An unprecedented feat. No team in baseball history had ever come back from a 3-0 deficit to tie a post-season series. The irony, of course, is that the cursed Red Sox are the ones who staged the miraculous comeback. Does this mean that they can shed the curse for good? Or does it mean that the turn of script writer tonight will be taken by the writers of Greek mythology, who will create some Sisyphus-like ending for the Red Sox, having them once again accomplish a significant amount only to fail to reach the top of the mountain. And, with Derek Lowe, who has gotten battered in 3 starts at Yankee Stadium this year (ERA 9.75), it may well be that the BoSox will run out of gas and fail to reach the top of the hill. Even if the Yankees' hurlers are tired, they are pitching at home. Edge: Yankees.

Or is that right? Or may it be that Lowe will summon one great effort, an unexpected effort, and pitch the game of his life tonight? After all, he won 19 games last season. Isn't that the way baseball works? The heroes hit .162 in a series, and the flawed role players muster up one great effort that helps their team win. Comebacks. Vindication. Redemption. Resurrection. Surprises. All wrapped up in one.
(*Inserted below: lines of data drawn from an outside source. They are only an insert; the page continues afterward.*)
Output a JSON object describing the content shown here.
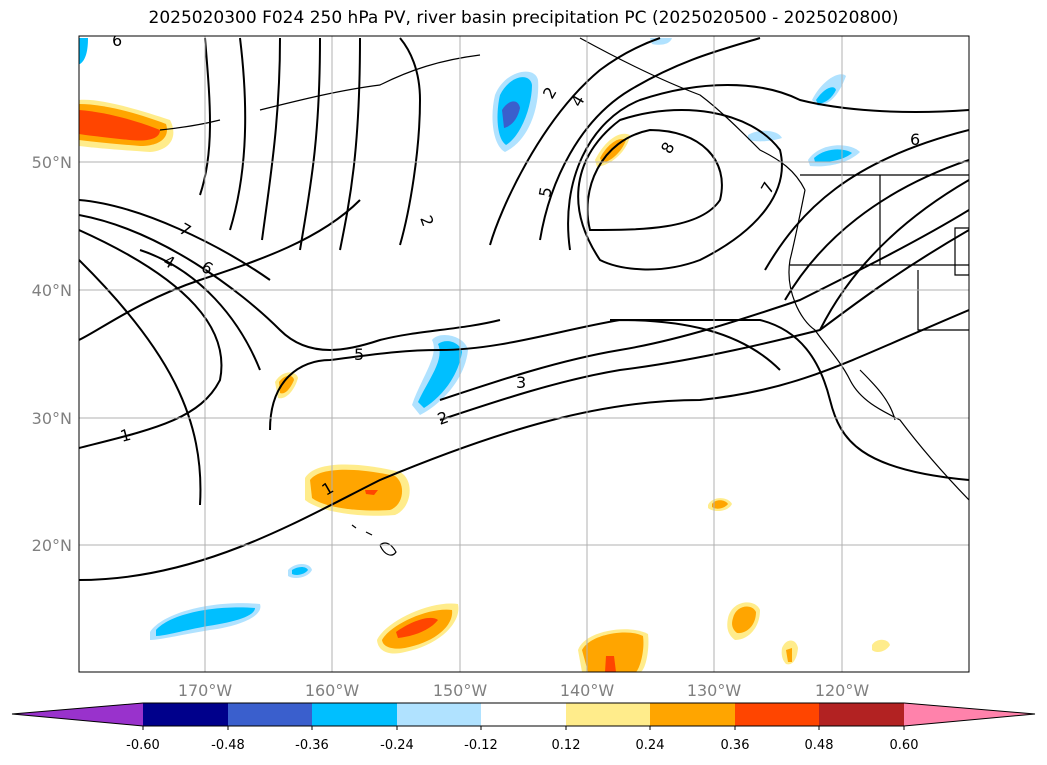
{
  "title": "2025020300 F024 250 hPa PV, river basin precipitation PC (2025020500 - 2025020800)",
  "lat_labels": [
    "50°N",
    "40°N",
    "30°N",
    "20°N"
  ],
  "lon_labels": [
    "170°W",
    "160°W",
    "150°W",
    "140°W",
    "130°W",
    "120°W"
  ],
  "colorbar": {
    "tick_labels": [
      "-0.60",
      "-0.48",
      "-0.36",
      "-0.24",
      "-0.12",
      "0.12",
      "0.24",
      "0.36",
      "0.48",
      "0.60"
    ],
    "colors": [
      "#9932CC",
      "#00008B",
      "#3A5FCD",
      "#00BFFF",
      "#B0E2FF",
      "#FFFFFF",
      "#FFEC8B",
      "#FFA500",
      "#FF4500",
      "#B22222",
      "#FF82AB"
    ]
  },
  "contour_labels": [
    "6",
    "7",
    "4",
    "6",
    "2",
    "2",
    "4",
    "5",
    "5",
    "8",
    "7",
    "6",
    "3",
    "2",
    "1",
    "1"
  ]
}
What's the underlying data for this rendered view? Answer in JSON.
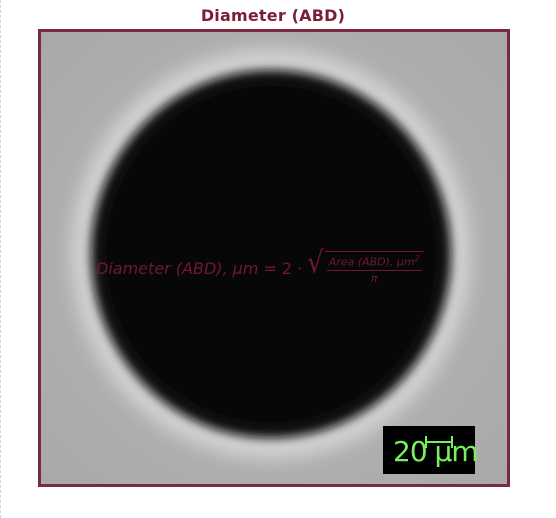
{
  "title": "Diameter (ABD)",
  "formula": {
    "lhs": "Diameter (ABD), μm",
    "equals": "=",
    "coefficient": "2",
    "operator": "·",
    "numerator": "Area (ABD), μm",
    "numerator_power": "2",
    "denominator": "π"
  },
  "scale_bar": {
    "label": "20 μm",
    "text_color": "#74f15c"
  },
  "colors": {
    "title": "#7a1f38",
    "frame_border": "#7a2a3e",
    "formula": "#6e1a2e",
    "particle": "#0b0b0b",
    "background": "#b3b3b3"
  }
}
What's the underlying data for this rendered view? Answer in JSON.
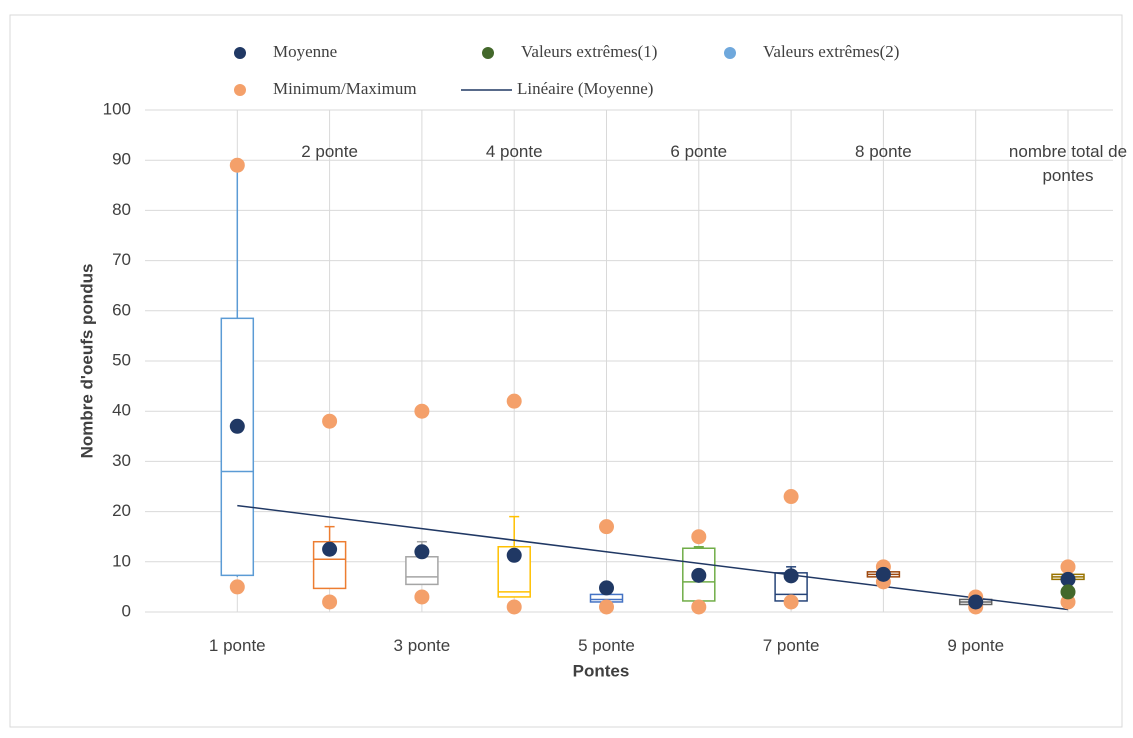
{
  "chart_data": {
    "type": "box",
    "xlabel": "Pontes",
    "ylabel": "Nombre d'oeufs pondus",
    "ylim": [
      0,
      100
    ],
    "yticks": [
      0,
      10,
      20,
      30,
      40,
      50,
      60,
      70,
      80,
      90,
      100
    ],
    "grid": true,
    "categories": [
      "1 ponte",
      "2 ponte",
      "3 ponte",
      "4 ponte",
      "5 ponte",
      "6 ponte",
      "7 ponte",
      "8 ponte",
      "9 ponte",
      "nombre total de pontes"
    ],
    "boxes": [
      {
        "q1": 7.3,
        "median": 28,
        "q3": 58.5,
        "whisker_low": 7,
        "whisker_high": 88,
        "color": "#5b9bd5"
      },
      {
        "q1": 4.7,
        "median": 10.5,
        "q3": 14,
        "whisker_low": 4.7,
        "whisker_high": 17,
        "color": "#ed7d31"
      },
      {
        "q1": 5.5,
        "median": 7,
        "q3": 11,
        "whisker_low": 5.5,
        "whisker_high": 14,
        "color": "#a5a5a5"
      },
      {
        "q1": 3,
        "median": 4,
        "q3": 13,
        "whisker_low": 3,
        "whisker_high": 19,
        "color": "#ffc000"
      },
      {
        "q1": 2,
        "median": 2.5,
        "q3": 3.5,
        "whisker_low": 2,
        "whisker_high": 3.5,
        "color": "#4472c4"
      },
      {
        "q1": 2.2,
        "median": 6,
        "q3": 12.7,
        "whisker_low": 2.2,
        "whisker_high": 13,
        "color": "#70ad47"
      },
      {
        "q1": 2.2,
        "median": 3.5,
        "q3": 7.8,
        "whisker_low": 2.2,
        "whisker_high": 9,
        "color": "#264478"
      },
      {
        "q1": 7,
        "median": 7.5,
        "q3": 8,
        "whisker_low": 7,
        "whisker_high": 8,
        "color": "#9e480e"
      },
      {
        "q1": 1.5,
        "median": 2,
        "q3": 2.5,
        "whisker_low": 1.5,
        "whisker_high": 2.5,
        "color": "#636363"
      },
      {
        "q1": 6.5,
        "median": 7,
        "q3": 7.5,
        "whisker_low": 6.5,
        "whisker_high": 7.5,
        "color": "#997300"
      }
    ],
    "series": [
      {
        "name": "Moyenne",
        "color": "#203864",
        "values": [
          37,
          12.5,
          12,
          11.3,
          4.8,
          7.3,
          7.2,
          7.5,
          2,
          6.5
        ]
      },
      {
        "name": "Valeurs extrêmes(1)",
        "color": "#43682b",
        "values": [
          null,
          null,
          null,
          null,
          null,
          null,
          null,
          null,
          null,
          4
        ]
      },
      {
        "name": "Valeurs extrêmes(2)",
        "color": "#6fa8dc",
        "values": [
          null,
          null,
          null,
          null,
          null,
          null,
          null,
          null,
          null,
          null
        ]
      },
      {
        "name": "Minimum/Maximum",
        "color": "#f4a06a",
        "values": [
          5,
          2,
          3,
          1,
          1,
          1,
          2,
          6,
          1,
          2
        ]
      },
      {
        "name": "Minimum/Maximum",
        "color": "#f4a06a",
        "values": [
          89,
          38,
          40,
          42,
          17,
          15,
          23,
          9,
          3,
          9
        ]
      }
    ],
    "trend": {
      "name": "Linéaire (Moyenne)",
      "color": "#203864",
      "values": [
        21.2,
        0.5
      ]
    }
  }
}
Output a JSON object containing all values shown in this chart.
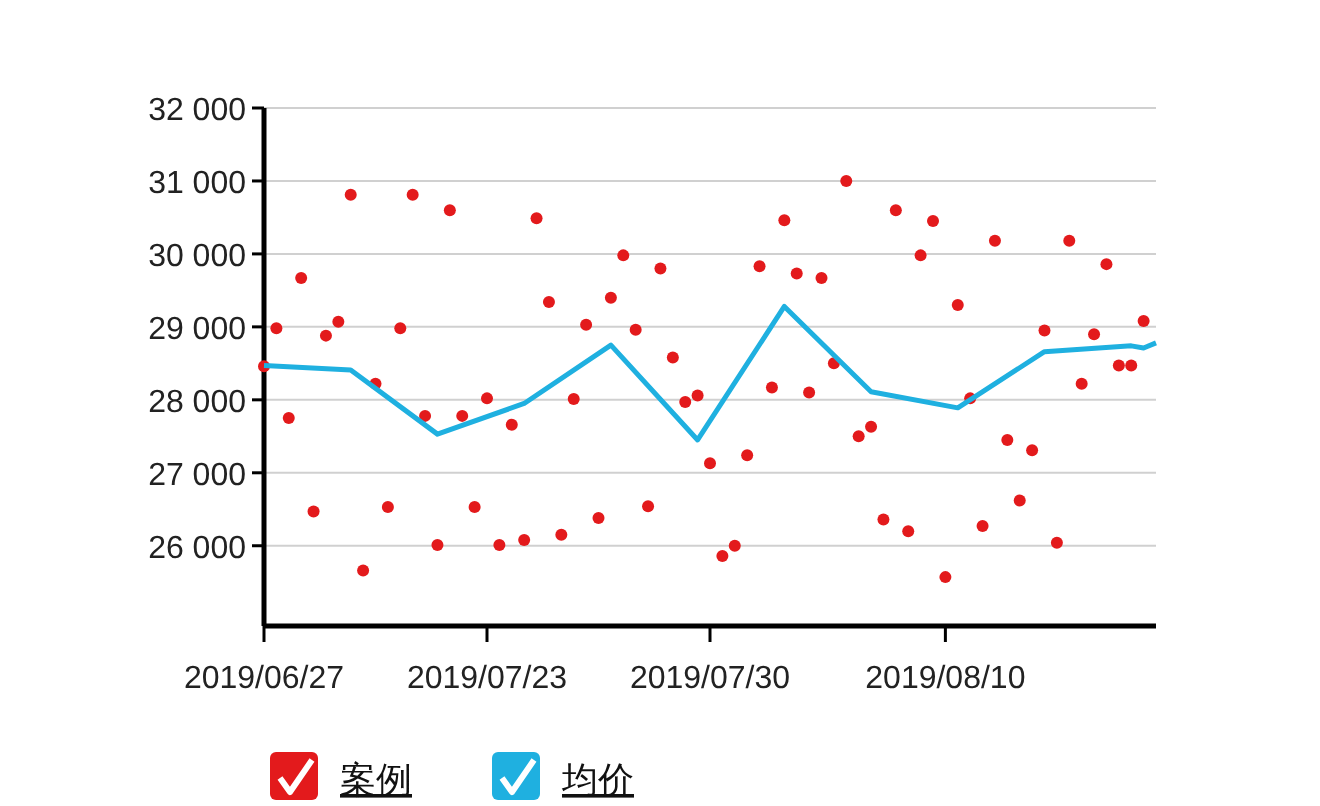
{
  "chart_data": {
    "type": "scatter",
    "legend": "bottom",
    "grid": "y",
    "ylim": [
      24900,
      32000
    ],
    "categories": [
      "2019/06/27",
      null,
      null,
      null,
      null,
      null,
      null,
      null,
      null,
      null,
      null,
      null,
      null,
      null,
      null,
      null,
      null,
      null,
      "2019/07/23",
      null,
      null,
      null,
      null,
      null,
      null,
      null,
      null,
      null,
      null,
      null,
      null,
      null,
      null,
      null,
      null,
      null,
      "2019/07/30",
      null,
      null,
      null,
      null,
      null,
      null,
      null,
      null,
      null,
      null,
      null,
      null,
      null,
      null,
      null,
      null,
      null,
      null,
      "2019/08/10",
      null,
      null,
      null,
      null,
      null,
      null,
      null,
      null,
      null,
      null,
      null,
      null,
      null,
      null,
      null,
      null,
      null
    ],
    "yticks": [
      {
        "value": 26000,
        "label": "26 000"
      },
      {
        "value": 27000,
        "label": "27 000"
      },
      {
        "value": 28000,
        "label": "28 000"
      },
      {
        "value": 29000,
        "label": "29 000"
      },
      {
        "value": 30000,
        "label": "30 000"
      },
      {
        "value": 31000,
        "label": "31 000"
      },
      {
        "value": 32000,
        "label": "32 000"
      }
    ],
    "series": [
      {
        "name": "案例",
        "color": "#e31a1c",
        "marker": "circle",
        "values": [
          28460,
          28980,
          27750,
          29670,
          26470,
          28880,
          29070,
          30810,
          25660,
          28220,
          26530,
          28980,
          30810,
          27780,
          26010,
          30600,
          27780,
          26530,
          28020,
          26010,
          27660,
          26080,
          30490,
          29340,
          26150,
          28010,
          29030,
          26380,
          29400,
          29980,
          28960,
          26540,
          29800,
          28580,
          27970,
          28060,
          27130,
          25860,
          26000,
          27240,
          29830,
          28170,
          30460,
          29730,
          28100,
          29670,
          28500,
          31000,
          27500,
          27630,
          26360,
          30600,
          26200,
          29980,
          30450,
          25570,
          29300,
          28020,
          26270,
          30180,
          27450,
          26620,
          27310,
          28950,
          26040,
          30180,
          28220,
          28900,
          29860,
          28470,
          28470,
          29080,
          null
        ]
      },
      {
        "name": "均价",
        "type": "line",
        "color": "#1fb0e0",
        "marker": "none",
        "values": [
          28470,
          null,
          null,
          null,
          null,
          null,
          null,
          28410,
          null,
          null,
          null,
          null,
          null,
          null,
          27530,
          null,
          null,
          null,
          null,
          null,
          null,
          27950,
          null,
          null,
          null,
          null,
          null,
          null,
          28750,
          null,
          null,
          null,
          null,
          null,
          null,
          27450,
          null,
          null,
          null,
          null,
          null,
          null,
          29280,
          null,
          null,
          null,
          null,
          null,
          null,
          28110,
          null,
          null,
          null,
          null,
          null,
          null,
          27890,
          null,
          null,
          null,
          null,
          null,
          null,
          28660,
          null,
          null,
          null,
          null,
          null,
          null,
          28740,
          28710,
          28780
        ]
      }
    ]
  }
}
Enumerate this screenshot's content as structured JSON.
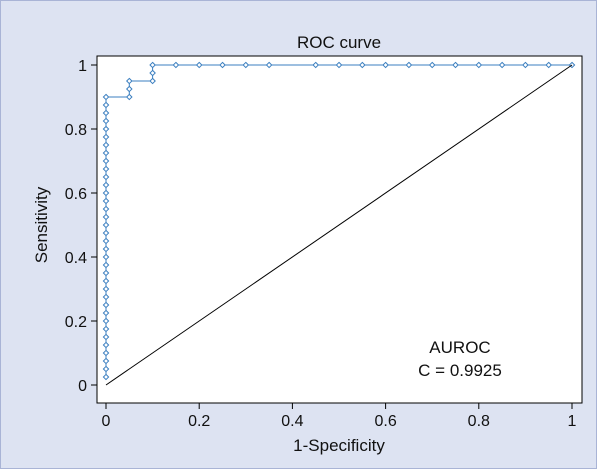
{
  "chart_data": {
    "type": "line",
    "title": "ROC curve",
    "xlabel": "1-Specificity",
    "ylabel": "Sensitivity",
    "xlim": [
      0,
      1
    ],
    "ylim": [
      0,
      1
    ],
    "xticks": [
      "0",
      "0.2",
      "0.4",
      "0.6",
      "0.8",
      "1"
    ],
    "yticks": [
      "0",
      "0.2",
      "0.4",
      "0.6",
      "0.8",
      "1"
    ],
    "grid": false,
    "series": [
      {
        "color": "#3b7fc0",
        "marker": "diamond",
        "points": [
          [
            0,
            0.025
          ],
          [
            0,
            0.05
          ],
          [
            0,
            0.075
          ],
          [
            0,
            0.1
          ],
          [
            0,
            0.125
          ],
          [
            0,
            0.15
          ],
          [
            0,
            0.175
          ],
          [
            0,
            0.2
          ],
          [
            0,
            0.225
          ],
          [
            0,
            0.25
          ],
          [
            0,
            0.275
          ],
          [
            0,
            0.3
          ],
          [
            0,
            0.325
          ],
          [
            0,
            0.35
          ],
          [
            0,
            0.375
          ],
          [
            0,
            0.4
          ],
          [
            0,
            0.425
          ],
          [
            0,
            0.45
          ],
          [
            0,
            0.475
          ],
          [
            0,
            0.5
          ],
          [
            0,
            0.525
          ],
          [
            0,
            0.55
          ],
          [
            0,
            0.575
          ],
          [
            0,
            0.6
          ],
          [
            0,
            0.625
          ],
          [
            0,
            0.65
          ],
          [
            0,
            0.675
          ],
          [
            0,
            0.7
          ],
          [
            0,
            0.725
          ],
          [
            0,
            0.75
          ],
          [
            0,
            0.775
          ],
          [
            0,
            0.8
          ],
          [
            0,
            0.825
          ],
          [
            0,
            0.85
          ],
          [
            0,
            0.875
          ],
          [
            0,
            0.9
          ],
          [
            0.05,
            0.9
          ],
          [
            0.05,
            0.925
          ],
          [
            0.05,
            0.95
          ],
          [
            0.1,
            0.95
          ],
          [
            0.1,
            0.975
          ],
          [
            0.1,
            1.0
          ],
          [
            0.15,
            1
          ],
          [
            0.2,
            1
          ],
          [
            0.25,
            1
          ],
          [
            0.3,
            1
          ],
          [
            0.35,
            1
          ],
          [
            0.45,
            1
          ],
          [
            0.5,
            1
          ],
          [
            0.55,
            1
          ],
          [
            0.6,
            1
          ],
          [
            0.65,
            1
          ],
          [
            0.7,
            1
          ],
          [
            0.75,
            1
          ],
          [
            0.8,
            1
          ],
          [
            0.85,
            1
          ],
          [
            0.9,
            1
          ],
          [
            0.95,
            1
          ],
          [
            1,
            1
          ]
        ]
      },
      {
        "color": "#000000",
        "marker": "none",
        "points": [
          [
            0,
            0
          ],
          [
            1,
            1
          ]
        ]
      }
    ],
    "annotations": [
      "AUROC",
      "C = 0.9925"
    ]
  }
}
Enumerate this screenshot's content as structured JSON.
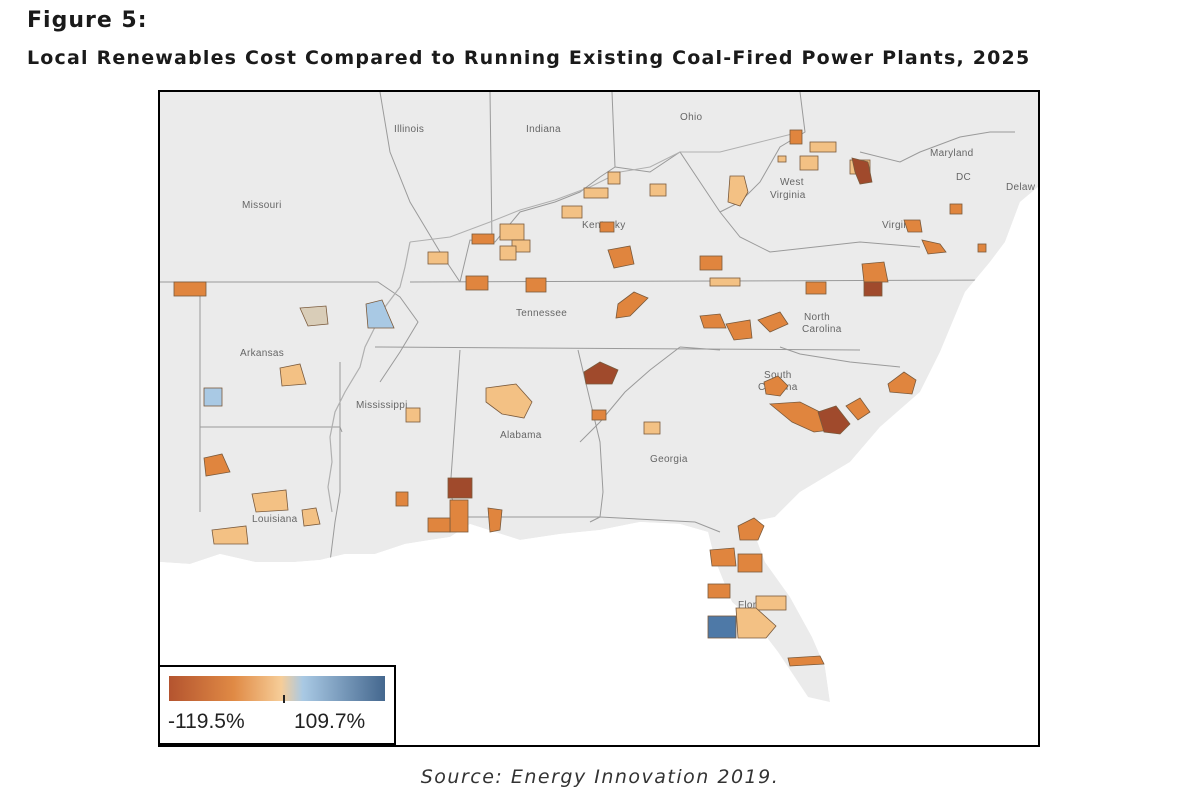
{
  "figure": {
    "label": "Figure 5:",
    "title": "Local Renewables Cost Compared to Running Existing Coal-Fired Power Plants, 2025",
    "source": "Source: Energy Innovation 2019."
  },
  "map": {
    "state_labels": [
      "Illinois",
      "Indiana",
      "Ohio",
      "Missouri",
      "West Virginia",
      "Maryland",
      "DC",
      "Delaw",
      "Kentucky",
      "Virginia",
      "Tennessee",
      "North Carolina",
      "Arkansas",
      "Mississippi",
      "Alabama",
      "South Carolina",
      "Georgia",
      "Louisiana",
      "Florida"
    ],
    "colors": {
      "land": "#ebebeb",
      "water": "#ffffff",
      "border": "#9a9a9a",
      "dark_brown": "#a04a2c",
      "orange": "#e0853e",
      "light_orange": "#f3c184",
      "tan": "#d9cdb8",
      "light_blue": "#a9c9e4",
      "blue": "#4e79a7"
    }
  },
  "legend": {
    "min_label": "-119.5%",
    "max_label": "109.7%",
    "gradient": [
      "#b4542f",
      "#e08a45",
      "#f6cd98",
      "#a9c9e4",
      "#44678e"
    ]
  }
}
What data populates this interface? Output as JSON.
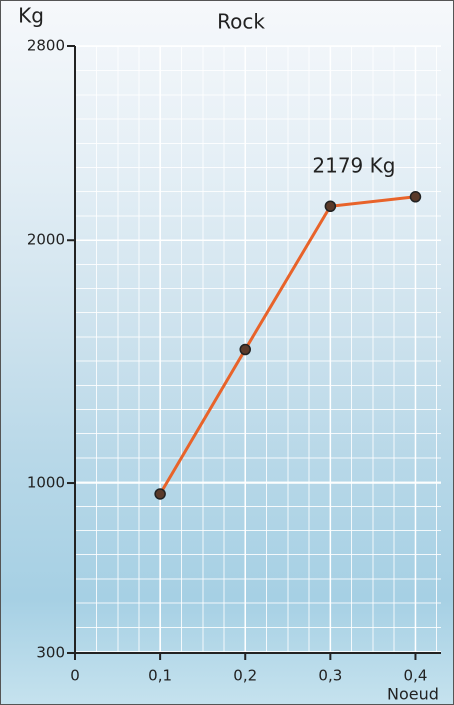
{
  "chart_data": {
    "type": "line",
    "title": "Rock",
    "y_label": "Kg",
    "x_label": "Noeud",
    "x": [
      0.1,
      0.2,
      0.3,
      0.4
    ],
    "series": [
      {
        "color": "#e8632a",
        "values": [
          955,
          1550,
          2140,
          2179
        ]
      }
    ],
    "annotation": "2179 Kg",
    "xlim": [
      0,
      0.43
    ],
    "xticks": [
      0,
      {
        "value": 0.1,
        "label": "0,1"
      },
      {
        "value": 0.2,
        "label": "0,2"
      },
      {
        "value": 0.3,
        "label": "0,3"
      },
      {
        "value": 0.4,
        "label": "0,4"
      }
    ],
    "ylim": [
      300,
      2800
    ],
    "yticks": [
      300,
      1000,
      2000,
      2800
    ],
    "grid": true
  }
}
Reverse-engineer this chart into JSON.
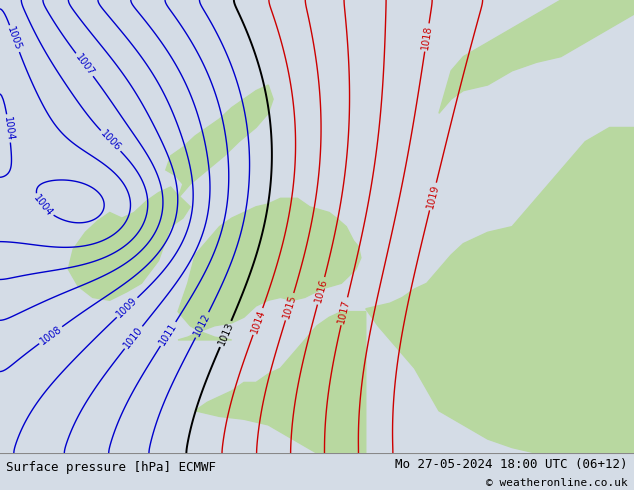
{
  "title_left": "Surface pressure [hPa] ECMWF",
  "title_right": "Mo 27-05-2024 18:00 UTC (06+12)",
  "copyright": "© weatheronline.co.uk",
  "bg_color": "#d4dce6",
  "land_color": "#b8d8a0",
  "isobar_blue_color": "#0000cc",
  "isobar_black_color": "#000000",
  "isobar_red_color": "#cc0000",
  "label_fontsize": 7,
  "footer_fontsize": 9,
  "pressure_levels_blue": [
    1004,
    1005,
    1006,
    1007,
    1008,
    1009,
    1010,
    1011,
    1012
  ],
  "pressure_levels_black": [
    1013
  ],
  "pressure_levels_red": [
    1014,
    1015,
    1016,
    1017,
    1018,
    1019
  ],
  "lon_min": -13,
  "lon_max": 13,
  "lat_min": 46,
  "lat_max": 62
}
Regardless of who you are rooting for, it's a great, great series. These teams are maxed out, they are running on fumes, they are trying to summon up the last bits of their ability to defeat a worthy and stubborn foe. Tired bullpens, sore shoulders, bruised hands, hurt feet, streaky hitters, close calls, the potential sight of Curt Schilling and Pedro Martinez walking out to the BoSox bullpen, together, in the fifth inning, and of Mike Mussina doing the same thing for the Yankees (the way he did last year). It's everything that a baseball fan could want.

And more.

So stay tuned tonight. If you're a baseball fan, you have to watch. If you're a casual sports fan, you should watch.

The trend today on TV is to move away from dramas and comedies and toward reality shows. Whatever you think about that trend and about TV in general, you'll have to agree on one thing:
the Yankees/Red Sox series is, by far, the best reality series there is.